Block Shear Test Specimens—The small-scale components to be joined were produced under laboratory conditions. Following thorough cleaning of the surfaces, the adhesive was applied exclusively to the air side of the glass, because scientific studies [4] have proved that the adhesion of acrylate adhe­sives is lower on the bath side. The radiation for curing the adhesive is transmit­ted from both sides for a period of 60 s with an intensity of about 60 mW/cm2 UV-A, measured at the position of the component to be joined.

Specimen Components—The adhesive joints at the frame corners were pro­duced at room temperature in the testing shed of the Institute for Building Con­struction. The areas to which adhesive was to be applied on both components— frame support and cantilever—were thoroughly cleaned with a mixture of ace­tone and isopropanol. Final, careful cleaning shortly before fitting the parts to­gether was carried out with a solvent-based cleaner supplied by the adhesive manufacturer.
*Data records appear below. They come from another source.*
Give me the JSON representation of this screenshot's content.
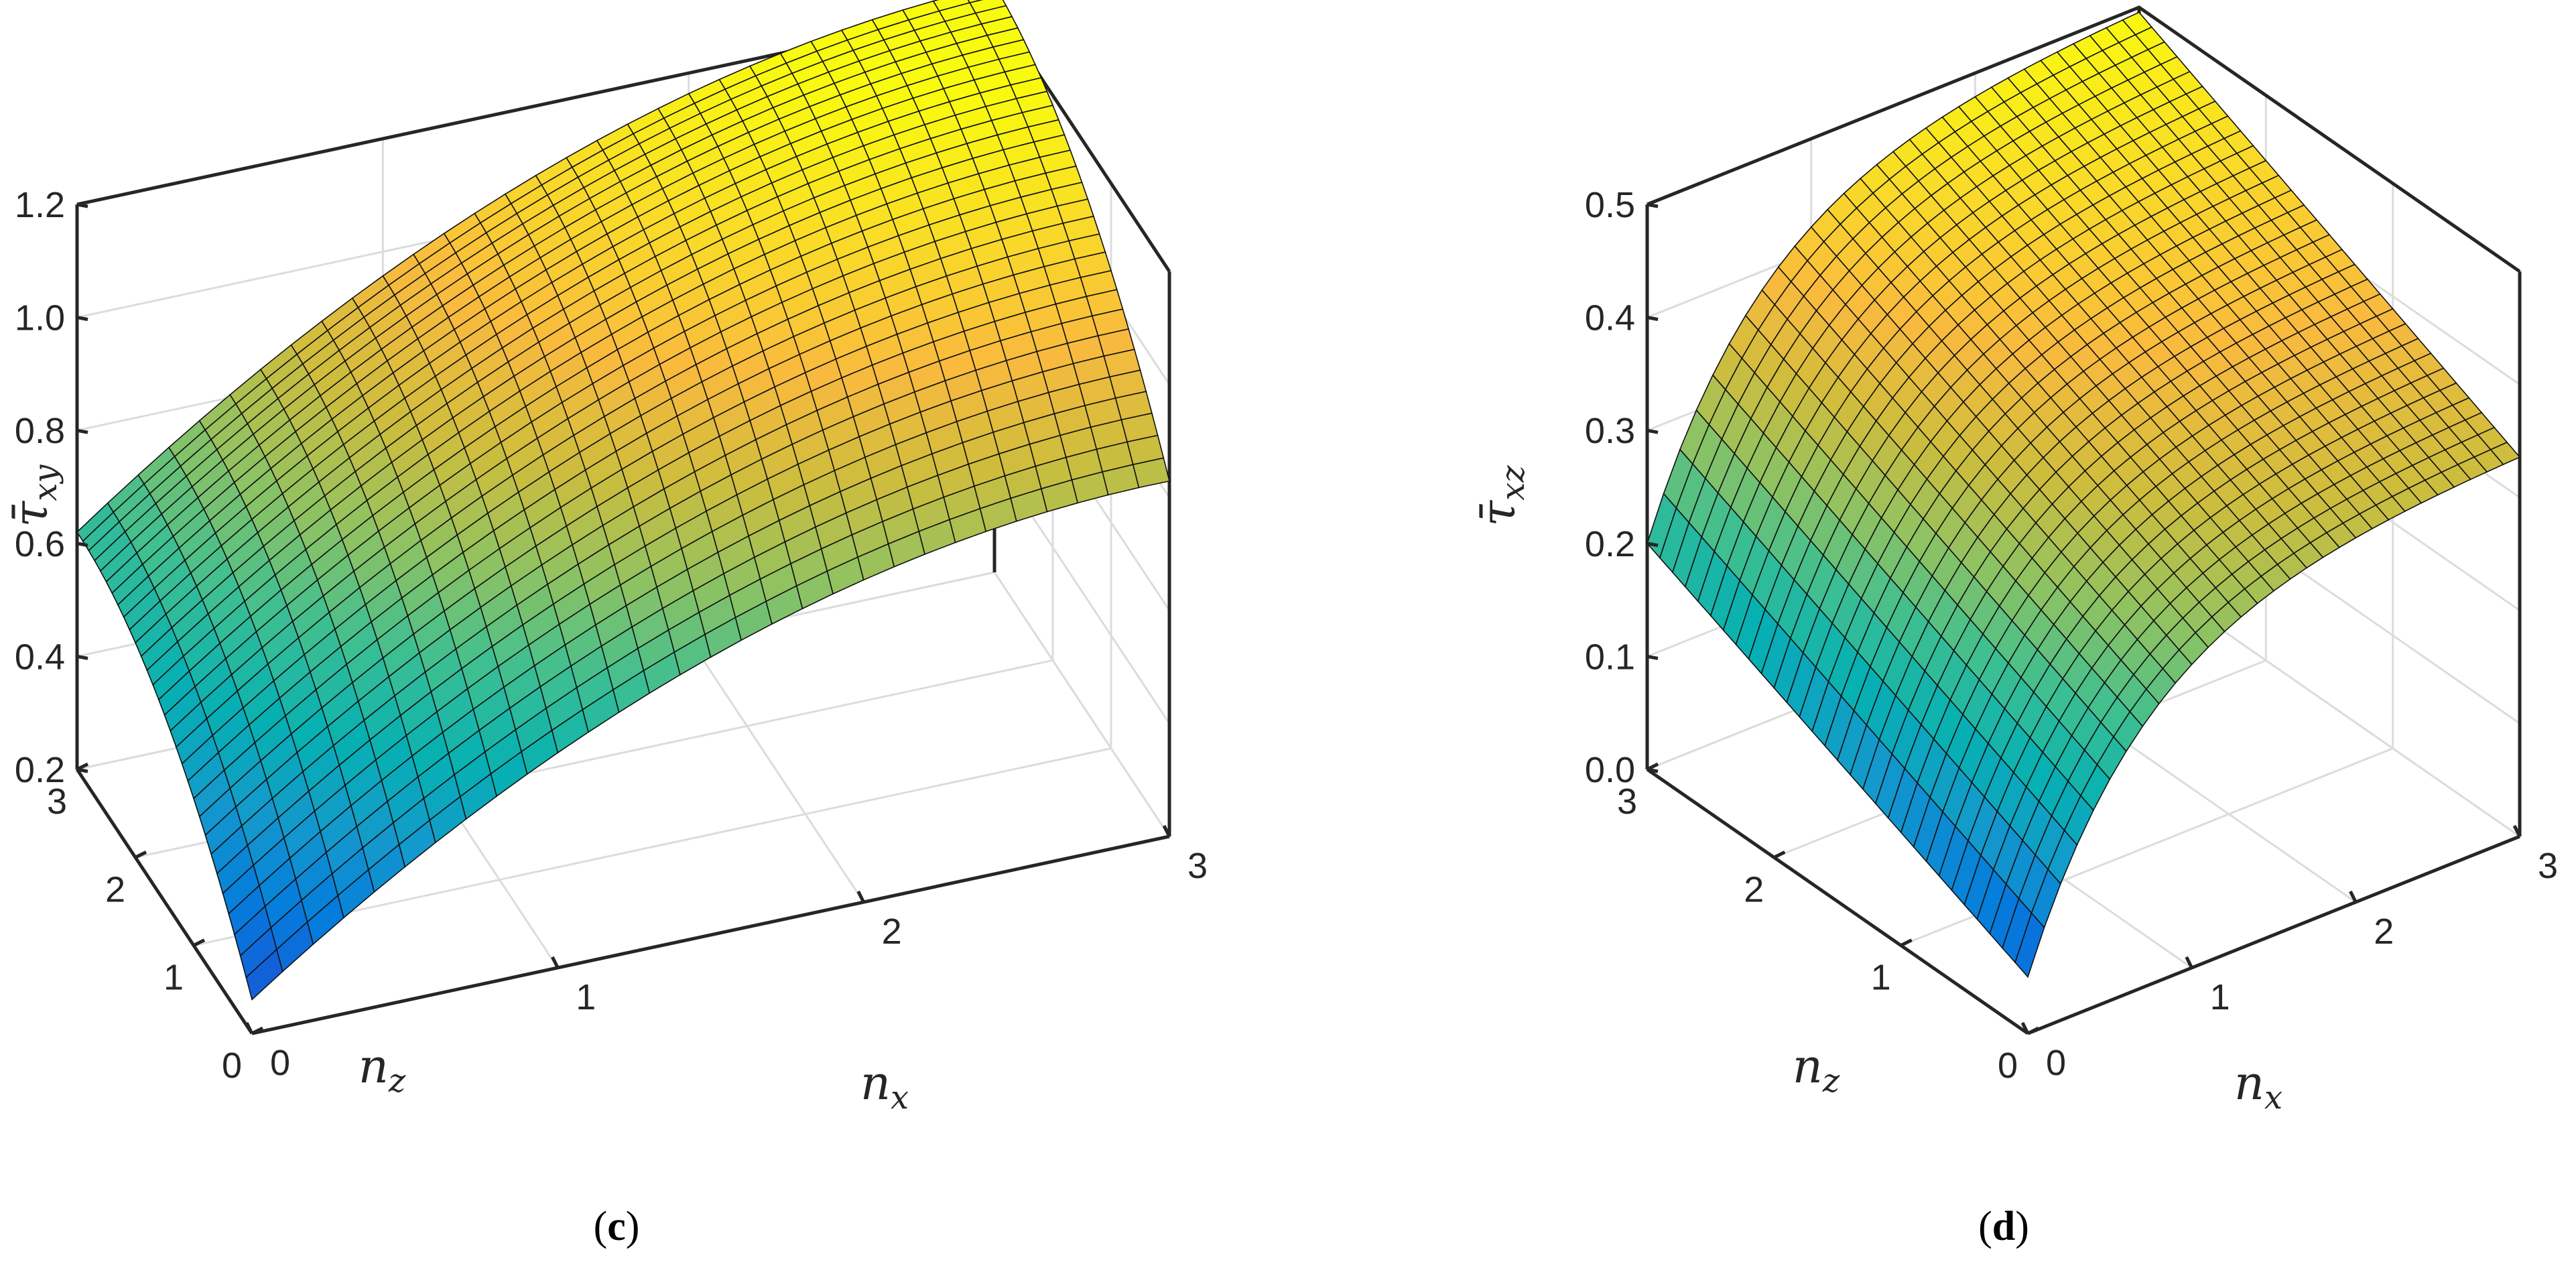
{
  "chart_data": [
    {
      "type": "surface",
      "panel": "c",
      "caption": "c",
      "zlabel": "τ̄",
      "zlabel_sub": "xy",
      "xlabel": "n",
      "xlabel_sub": "x",
      "ylabel": "n",
      "ylabel_sub": "z",
      "xticks": [
        "0",
        "1",
        "2",
        "3"
      ],
      "yticks": [
        "0",
        "1",
        "2",
        "3"
      ],
      "zticks": [
        "0.2",
        "0.4",
        "0.6",
        "0.8",
        "1.0",
        "1.2"
      ],
      "xlim": [
        0,
        3
      ],
      "ylim": [
        0,
        3
      ],
      "zlim": [
        0.2,
        1.2
      ],
      "corner_values": {
        "x0_z0": 0.26,
        "x3_z0": 0.85,
        "x0_z3": 0.62,
        "x3_z3": 1.2
      },
      "grid": true,
      "colormap": "parula"
    },
    {
      "type": "surface",
      "panel": "d",
      "caption": "d",
      "zlabel": "τ̄",
      "zlabel_sub": "xz",
      "xlabel": "n",
      "xlabel_sub": "x",
      "ylabel": "n",
      "ylabel_sub": "z",
      "xticks": [
        "0",
        "1",
        "2",
        "3"
      ],
      "yticks": [
        "0",
        "1",
        "2",
        "3"
      ],
      "zticks": [
        "0.0",
        "0.1",
        "0.2",
        "0.3",
        "0.4",
        "0.5"
      ],
      "xlim": [
        0,
        3
      ],
      "ylim": [
        0,
        3
      ],
      "zlim": [
        0.0,
        0.5
      ],
      "corner_values": {
        "x0_z0": 0.05,
        "x3_z0": 0.34,
        "x0_z3": 0.2,
        "x3_z3": 0.5
      },
      "grid": true,
      "colormap": "parula"
    }
  ]
}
The two individual parts of the sample component were aligned in a jig and fixed in position. The bottom and sides of the joint were sealed to prevent uncontrolled loss of the adhesive during application. The bottom seal, a trans­parent adhesive tape made from acrylate, remains in place, whereas the side seals are removed once the adhesive has cured.

The two adhesive joints at the frame corner were filled with adhesive one after the other. A flat nozzle with an oval cross section enables the viscous adhesive (vis­cosity approximately 17500 mPas) to be injected into the ~1.9-mm-wide gap pro­vided for the adhesive. A housing shields the working area against the ingress of unwanted daylight. Once the adhesive had been injected, intermittent exposure to low-energy radiation from UV fluorescent lamps on both sides followed (intensity at a distance of 7 cm: UV 1.8 mW/cm2, blue 3.5 mW/cm2; intensity at 12 cm: UV 1.3 mW/cm2, blue 2.9 mW/cm2). Three lamps positioned at a slight angle were placed on both sides. This meant that curing in the bottom part of the adhesive joint proceeded faster than in the top part of the joint, and that meant that the loss of ad­hesive, the volume of which decreases during curing, could be compensated for by the reserves of adhesive at the sides and top of the joint. Finally, brief exposure to radiation from a focused beam lamp with a high output (intensity at a distance of 60 cm: UV 12.7 mW/cm2, blue 67.9 mW/cm2) ensured that the final strength and stiffness were achieved. This production method was developed for the all-glass en­closure described in Ref [15] (see also “Previous Work" above). Comprehensive technology testing for this project revealed that the combination of low-intensity curing in the first stage and high-intensity curing in the second stage lead to a high bearing capacity, as well as to an excellent optical quality of the joint.